Physics-Informed Neural Networks for Speech Production

📅 2025-11-01
📈 Citations: 0
Influential: 0
📄 PDF
🤖 AI Summary
This work addresses key challenges in speech production modeling—namely, non-differentiability and gradient vanishing induced by vocal fold collisions, and the unknown fundamental period of self-sustained oscillation. To this end, we propose a physics-informed neural network (PINN) framework tailored for the glottis–vocal-tract coupled system. Methodologically: (i) a differentiable approximation function is introduced to model vocal fold collisions; (ii) the oscillation period is treated as a learnable parameter to accommodate inter-subject variability; and (iii) hard constraints are enforced to directly embed the physical coupling between glottal airflow and vocal-tract acoustics, eliminating error accumulation inherent in soft-constraint formulations. Experiments demonstrate that the unified architecture jointly infers glottal flow rate, vocal fold vibration dynamics, and subglottal pressure. Moreover, it supports both forward speech synthesis and inverse physiological parameter estimation, significantly improving physical consistency and cross-speaker generalization.

Technology Category

Application Category

📝 Abstract
The analysis of speech production based on physical models of the vocal folds and vocal tract is essential for studies on vocal-fold behavior and linguistic research. This paper proposes a speech production analysis method using physics-informed neural networks (PINNs). The networks are trained directly on the governing equations of vocal-fold vibration and vocal-tract acoustics. Vocal-fold collisions introduce nondifferentiability and vanishing gradients, challenging phenomena for PINNs. We demonstrate, however, that introducing a differentiable approximation function enables the analysis of vocal-fold vibrations within the PINN framework. The period of self-excited vocal-fold vibration is generally unknown. We show that by treating the period as a learnable network parameter, a periodic solution can be obtained. Furthermore, by implementing the coupling between glottal flow and vocal-tract acoustics as a hard constraint, glottis-tract interaction is achieved without additional loss terms. We confirmed the method's validity through forward and inverse analyses, demonstrating that the glottal flow rate, vocal-fold vibratory state, and subglottal pressure can be simultaneously estimated from speech signals. Notably, the same network architecture can be applied to both forward and inverse analyses, highlighting the versatility of this approach. The proposed method inherits the advantages of PINNs, including mesh-free computation and the natural incorporation of nonlinearities, and thus holds promise for a wide range of applications.
Problem

Research questions and friction points this paper is trying to address.
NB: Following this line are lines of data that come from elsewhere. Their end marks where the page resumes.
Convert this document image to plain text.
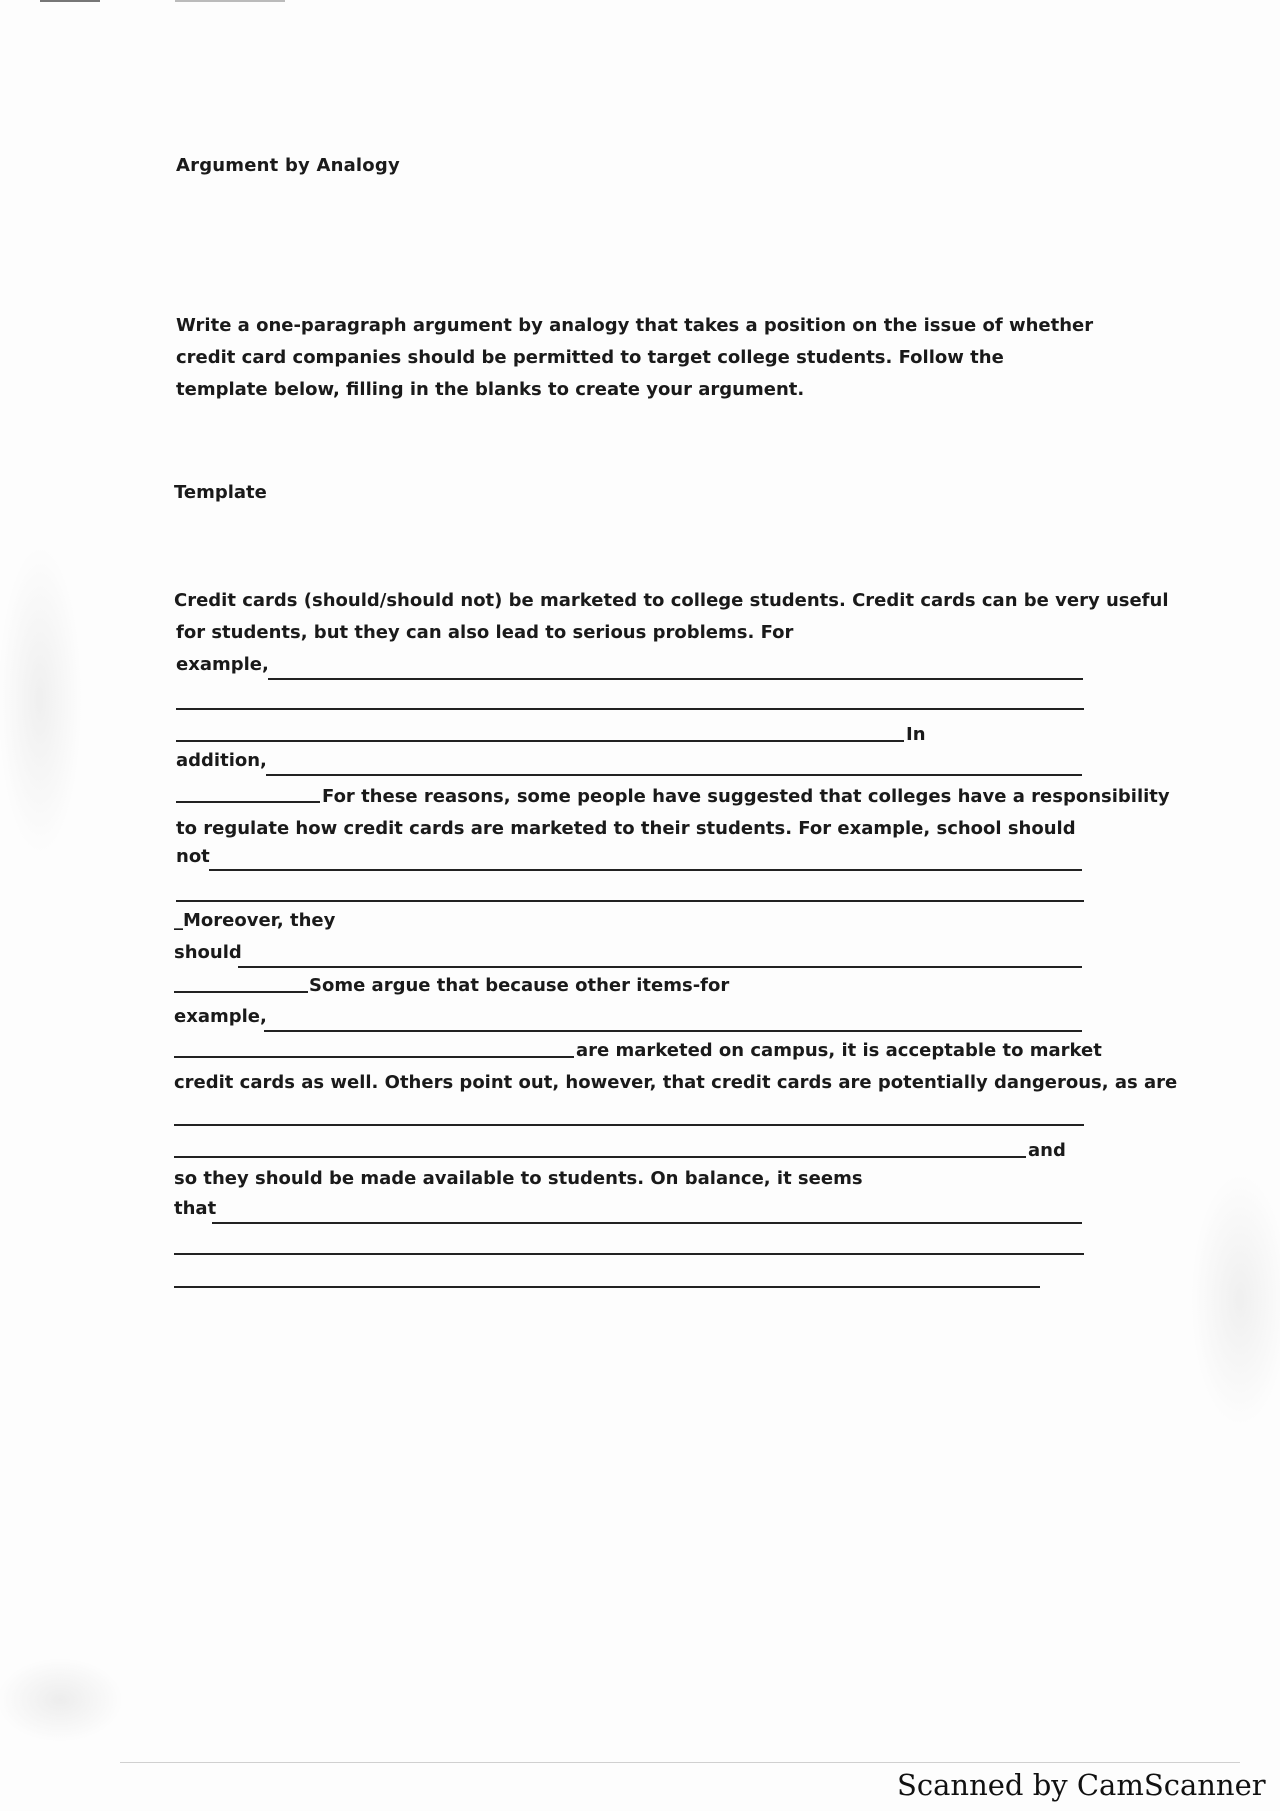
Argument by Analogy
Write a one-paragraph argument by analogy that takes a position on the issue of whether credit card companies should be permitted to target college students. Follow the template below, filling in the blanks to create your argument.
Template
Credit cards (should/should not) be marketed to college students. Credit cards can be very useful
for students, but they can also lead to serious problems. For
example,
In
addition,
For these reasons, some people have suggested that colleges have a responsibility
to regulate how credit cards are marketed to their students. For example, school should
not
_Moreover, they
should
Some argue that because other items-for
example,
are marketed on campus, it is acceptable to market
credit cards as well. Others point out, however, that credit cards are potentially dangerous, as are
and
so they should be made available to students. On balance, it seems
that
Scanned by CamScanner
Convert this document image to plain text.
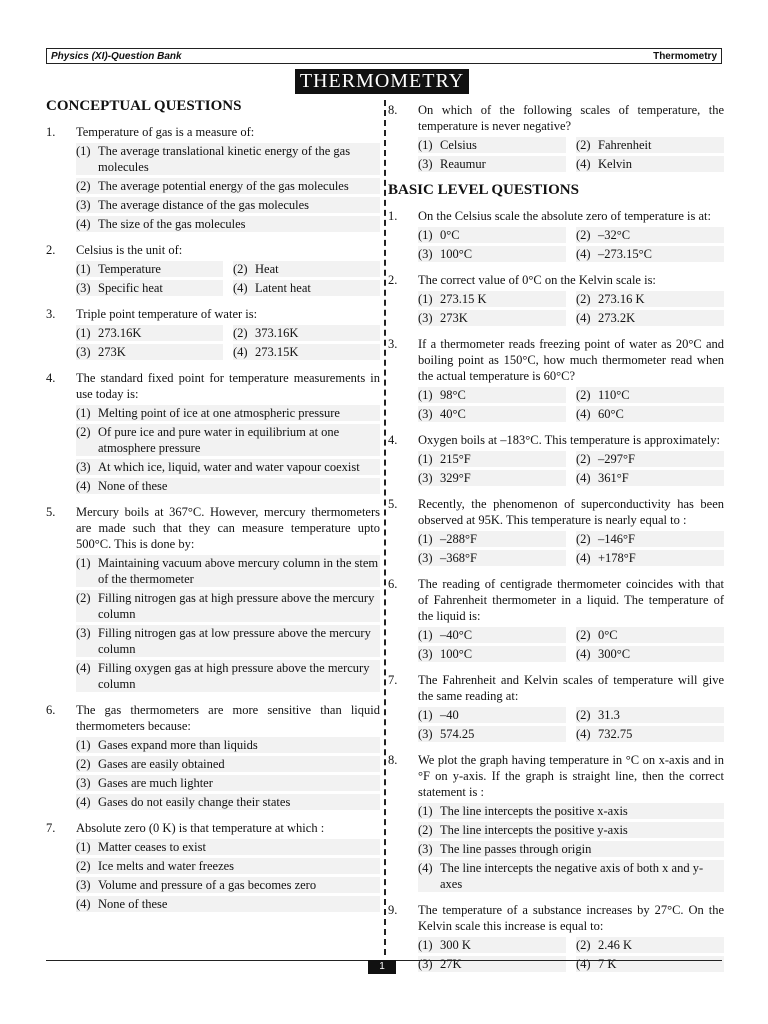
Physics (XI)-Question Bank	Thermometry
THERMOMETRY
CONCEPTUAL QUESTIONS
1.	Temperature of gas is a measure of:
(1) The average translational kinetic energy of the gas molecules
(2) The average potential energy of the gas molecules
(3) The average distance of the gas molecules
(4) The size of the gas molecules
2.	Celsius is the unit of:
(1) Temperature	(2) Heat
(3) Specific heat	(4) Latent heat
3.	Triple point temperature of water is:
(1) 273.16K	(2) 373.16K
(3) 273K	(4) 273.15K
4.	The standard fixed point for temperature measurements in use today is:
(1) Melting point of ice at one atmospheric pressure
(2) Of pure ice and pure water in equilibrium at one atmosphere pressure
(3) At which ice, liquid, water and water vapour coexist
(4) None of these
5.	Mercury boils at 367°C. However, mercury thermometers are made such that they can measure temperature upto 500°C. This is done by:
(1) Maintaining vacuum above mercury column in the stem of the thermometer
(2) Filling nitrogen gas at high pressure above the mercury column
(3) Filling nitrogen gas at low pressure above the mercury column
(4) Filling oxygen gas at high pressure above the mercury column
6.	The gas thermometers are more sensitive than liquid thermometers because:
(1) Gases expand more than liquids
(2) Gases are easily obtained
(3) Gases are much lighter
(4) Gases do not easily change their states
7.	Absolute zero (0 K) is that temperature at which :
(1) Matter ceases to exist
(2) Ice melts and water freezes
(3) Volume and pressure of a gas becomes zero
(4) None of these
8.	On which of the following scales of temperature, the temperature is never negative?
(1) Celsius	(2) Fahrenheit
(3) Reaumur	(4) Kelvin
BASIC LEVEL QUESTIONS
1.	On the Celsius scale the absolute zero of temperature is at:
(1) 0°C	(2) –32°C
(3) 100°C	(4) –273.15°C
2.	The correct value of 0°C on the Kelvin scale is:
(1) 273.15 K	(2) 273.16 K
(3) 273K	(4) 273.2K
3.	If a thermometer reads freezing point of water as 20°C and boiling point as 150°C, how much thermometer read when the actual temperature is 60°C?
(1) 98°C	(2) 110°C
(3) 40°C	(4) 60°C
4.	Oxygen boils at –183°C. This temperature is approximately:
(1) 215°F	(2) –297°F
(3) 329°F	(4) 361°F
5.	Recently, the phenomenon of superconductivity has been observed at 95K. This temperature is nearly equal to :
(1) –288°F	(2) –146°F
(3) –368°F	(4) +178°F
6.	The reading of centigrade thermometer coincides with that of Fahrenheit thermometer in a liquid. The temperature of the liquid is:
(1) –40°C	(2) 0°C
(3) 100°C	(4) 300°C
7.	The Fahrenheit and Kelvin scales of temperature will give the same reading at:
(1) –40	(2) 31.3
(3) 574.25	(4) 732.75
8.	We plot the graph having temperature in °C on x-axis and in °F on y-axis. If the graph is straight line, then the correct statement is :
(1) The line intercepts the positive x-axis
(2) The line intercepts the positive y-axis
(3) The line passes through origin
(4) The line intercepts the negative axis of both x and y-axes
9.	The temperature of a substance increases by 27°C. On the Kelvin scale this increase is equal to:
(1) 300 K	(2) 2.46 K
(3) 27K	(4) 7 K
1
Analyzing vocal-fold vibrations with physics-informed neural networks despite collision-induced nondifferentiability
Determining unknown self-excited vocal-fold vibration periods as learnable network parameters
Simultaneously estimating glottal flow, vocal-fold state, and subglottal pressure from speech signals
Innovation

Methods, ideas, or system contributions that make the work stand out.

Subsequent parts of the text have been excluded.